The article names Moore’s sole foray into narrative filmmaking, “Canadian Bacon” a comedy from 1995 starring John Candy and Alan Alda. No matter your personal opinion of Moore, it’s easy to understand where he’s coming from when he says he’s exhausted trying to flog the mule all by himself.
“I think people will be maybe somewhat disappointed because there’s so many things we need to deal with right now, and they wish I would make a film about it. But I want other people to make those films,” Moore said.
“I am tired of feeling like I’m doing this alone. All through the eight years of Bush, you Google `Bush’ and `nemesis’ and I’m the first name up. And there aren’t a whole lot of other names,” Moore said. “It doesn’t work with Michael Moore and Sean Penn and Ted Kennedy and a few others. The people have got to get involved in their democracy.”
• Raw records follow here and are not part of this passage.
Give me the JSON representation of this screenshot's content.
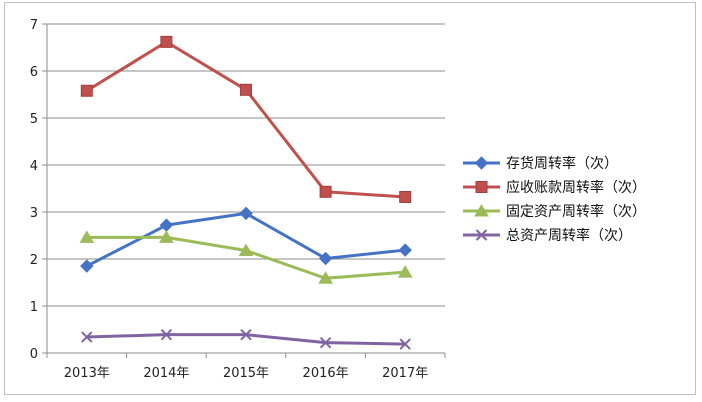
{
  "chart_data": {
    "type": "line",
    "title": "",
    "xlabel": "",
    "ylabel": "",
    "categories": [
      "2013年",
      "2014年",
      "2015年",
      "2016年",
      "2017年"
    ],
    "ylim": [
      0,
      7
    ],
    "yticks": [
      0,
      1,
      2,
      3,
      4,
      5,
      6,
      7
    ],
    "grid": true,
    "legend_position": "right",
    "series": [
      {
        "name": "存货周转率（次）",
        "values": [
          1.85,
          2.72,
          2.97,
          2.01,
          2.19
        ],
        "color": "#4472c4",
        "marker": "diamond"
      },
      {
        "name": "应收账款周转率（次）",
        "values": [
          5.58,
          6.62,
          5.6,
          3.43,
          3.32
        ],
        "color": "#c0504d",
        "marker": "square"
      },
      {
        "name": "固定资产周转率（次）",
        "values": [
          2.46,
          2.46,
          2.18,
          1.59,
          1.72
        ],
        "color": "#9bbb59",
        "marker": "triangle"
      },
      {
        "name": "总资产周转率（次）",
        "values": [
          0.34,
          0.39,
          0.39,
          0.22,
          0.19
        ],
        "color": "#8064a2",
        "marker": "x"
      }
    ]
  }
}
As much as I hate to hear about this crisis of confidence from our Muckraker-in-Chief, I can’t blame him for feeling discouraged. The article says Capitalism: A Love Story is a call to arms, but too many fans of Michael Moore — myself included — often feel like we’ve fought the good fight simply by buying a ticket to his movies. The success of his films isn’t enough for Michael Moore, and we shouldn’t be so easily satisfied either. The movies are brilliant spark plugs, but those of us who believe in what Moore is trying to do need to grab hold of the stick and put the engine in gear.